Sizzle
• We usually don't appreciate people telling us to turn off our brains, but when Swedish House Mafia did it at the start of their five-night farewell run in S.F., we obliged — and were happier for it. Between the relentless beats, the pyrotechnics, and the huge video screens, we realized that whether these guys are really DJing the music live or just acting like it is beside the point.
• Jason Kick of S.F.'s Maus Haus has a new project called Snowboarder. The group's surprise debut is seven songs of punchy hooks, brazen energy, and pure fun — electro-pop-rock as made by demented German robots shredding a mountain while stoned.
• Travis Hayes Busse, a booker for Thee Parkside and Noise Pop, is the subject of a new mini-documentary on the S.F. music scene — in the form of a Scion car ad. The three-minute clip shows Busse explaining how he came to work in music for a living, and illustrates what a 24/7 kind of job it is. Doesn't say where he parks, though.
Fizzle
• That Mr. Bungle reunion isn't going to happen. Trevor Dunn, bassist for the Nor-Cal freak-rockers as well as Mike Patton's Tomahawk, dismissed the idea in an interview. "It would feel weird and awkward to play that music again," he told us.

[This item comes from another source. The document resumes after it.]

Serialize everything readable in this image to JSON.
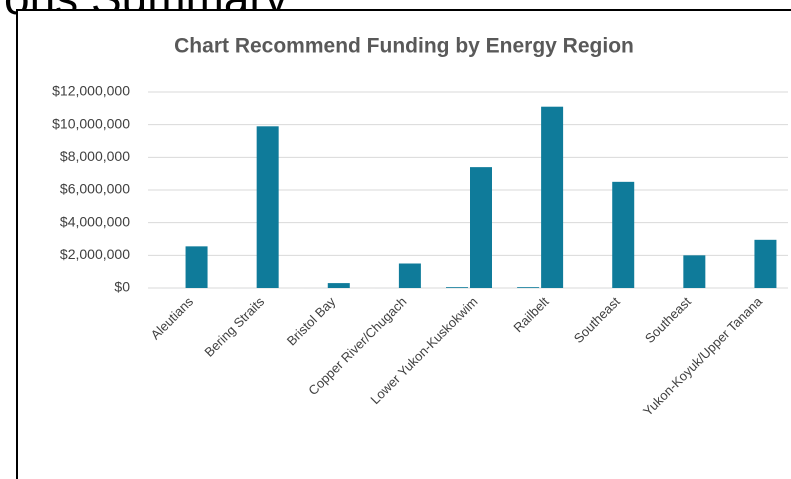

• Green Day needs to stop releasing so much material at the same time. Last year it was three albums in a single season — which largely seemed like an excuse to put drummer Tre Cool's face on an album called Tre — and now it's two documentaries at SXSW. Learn to self-edit, guys.
• Watching the MTV-edited video for "Bitches Love Me," a new track from Lil Wayne, Drake, and Future, amounts to a game of misogynist mad libs. Practically every other word is bleeped out. It's so over-the-top absurd, it's impossible to view this thing as anything but a joke.